Per Oktober 2020, Kementerian Ketenagakerjaan mencatat sebanyak 2,1 juta pekerja mendapatkan 'vonis' dirumahkan atau bahkan Pemutusan Hubungan Kerja (PHK). Ini orang-orang yang sudah ada datanya, by name-by address. Kalau yang datanya belum lengkap, jumlahnya lebih banyak lagi yaitu sekitar 3,5 juta pekerja.

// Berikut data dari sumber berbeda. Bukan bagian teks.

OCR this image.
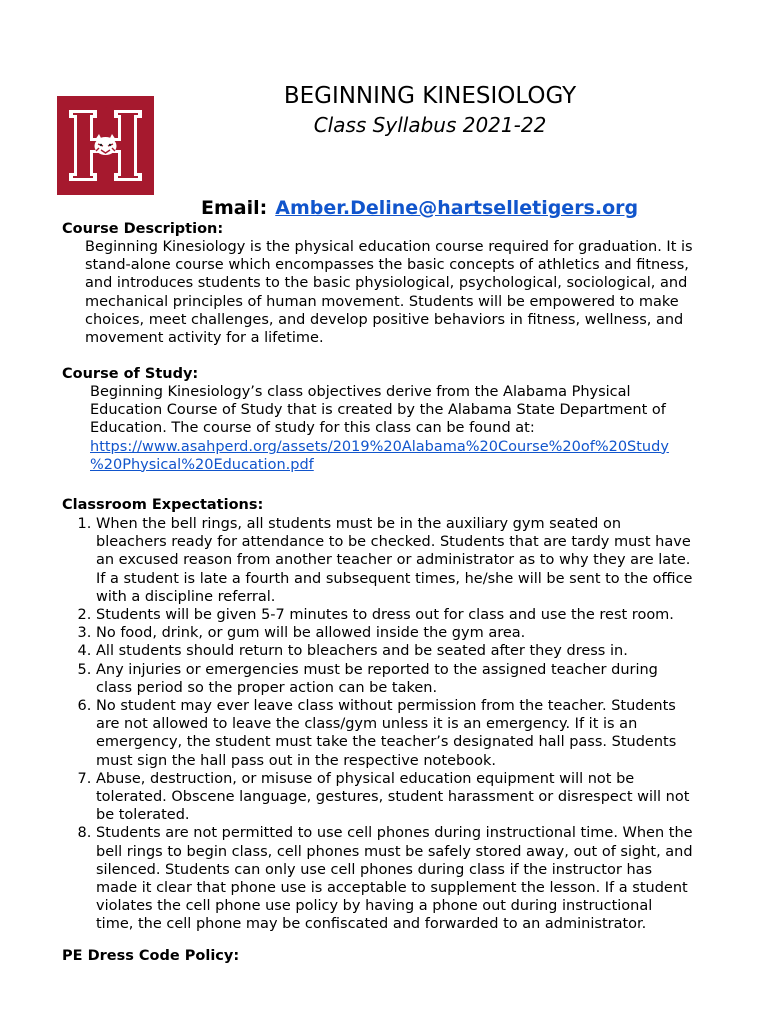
H	BEGINNING KINESIOLOGY
Class Syllabus 2021-22
Email: Amber.Deline@hartselletigers.org
Course Description:
Beginning Kinesiology is the physical education course required for graduation. It is
stand-alone course which encompasses the basic concepts of athletics and fitness,
and introduces students to the basic physiological, psychological, sociological, and
mechanical principles of human movement. Students will be empowered to make
choices, meet challenges, and develop positive behaviors in fitness, wellness, and
movement activity for a lifetime.
Course of Study:
Beginning Kinesiology’s class objectives derive from the Alabama Physical
Education Course of Study that is created by the Alabama State Department of
Education. The course of study for this class can be found at:
https://www.asahperd.org/assets/2019%20Alabama%20Course%20of%20Study
%20Physical%20Education.pdf
Classroom Expectations:
1. When the bell rings, all students must be in the auxiliary gym seated on
bleachers ready for attendance to be checked. Students that are tardy must have
an excused reason from another teacher or administrator as to why they are late.
If a student is late a fourth and subsequent times, he/she will be sent to the office
with a discipline referral.
2. Students will be given 5-7 minutes to dress out for class and use the rest room.
3. No food, drink, or gum will be allowed inside the gym area.
4. All students should return to bleachers and be seated after they dress in.
5. Any injuries or emergencies must be reported to the assigned teacher during
class period so the proper action can be taken.
6. No student may ever leave class without permission from the teacher. Students
are not allowed to leave the class/gym unless it is an emergency. If it is an
emergency, the student must take the teacher’s designated hall pass. Students
must sign the hall pass out in the respective notebook.
7. Abuse, destruction, or misuse of physical education equipment will not be
tolerated. Obscene language, gestures, student harassment or disrespect will not
be tolerated.
8. Students are not permitted to use cell phones during instructional time. When the
bell rings to begin class, cell phones must be safely stored away, out of sight, and
silenced. Students can only use cell phones during class if the instructor has
made it clear that phone use is acceptable to supplement the lesson. If a student
violates the cell phone use policy by having a phone out during instructional
time, the cell phone may be confiscated and forwarded to an administrator.
PE Dress Code Policy:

Semua ini bisa terjadi gara-gara pandemi virus corona (Coronavirus Disease-2019/Covid-19). Wabah virus yang awalnya menyebar di Kota Wuhan, Provins Hubei, Republik Rakyat China ini membuat pemerintah terpaksa melakukan upaya pencegahan dengan pembatasan sosial (social distancing).
Dalam Peraturan Pemerintah (PP) No 21/2020, Presiden Joko Widodo (Jokowi) menetapkan kebijakan Pembatasan Sosial Berskala Besar (PSBB). Kebijakan ini mensyaratkan sektor ekonomi non-esensial belum boleh beroperasi penuh, karyawan yang masuk kerja dibatasi untuk mengurangi risiko penularan.
Di sisi lain, masyarakat umum diminta untuk #dirumahaja. Tidak perlu keluar rupiah kecuali untuk urusan yang maha mendesak, supaya tidak tertular virus corona.
So, industri dalam negeri terpukul di dua sisi sekaligus. Produksi terganggu karena pembatasan jumlah pekerja yang masuk, permintaan pun turun karena warga banyak menghabiskan waktu di rumah.
Hasilnya, dunia usaha harus putar otak untuk bertahan hidup. Pengurangan karyawan jadi solusi yang sulit dihindari.
Oleh karena itu, neraca dagang yang surplus tinggi ini adalah sesuatu yang sejatinya menjadi keprihatinan. Sebab, surplus itu datang dari tangis jutaan rakyat yang kini tidak punya pekerjaan untuk menghidupi diri dan keluarganya.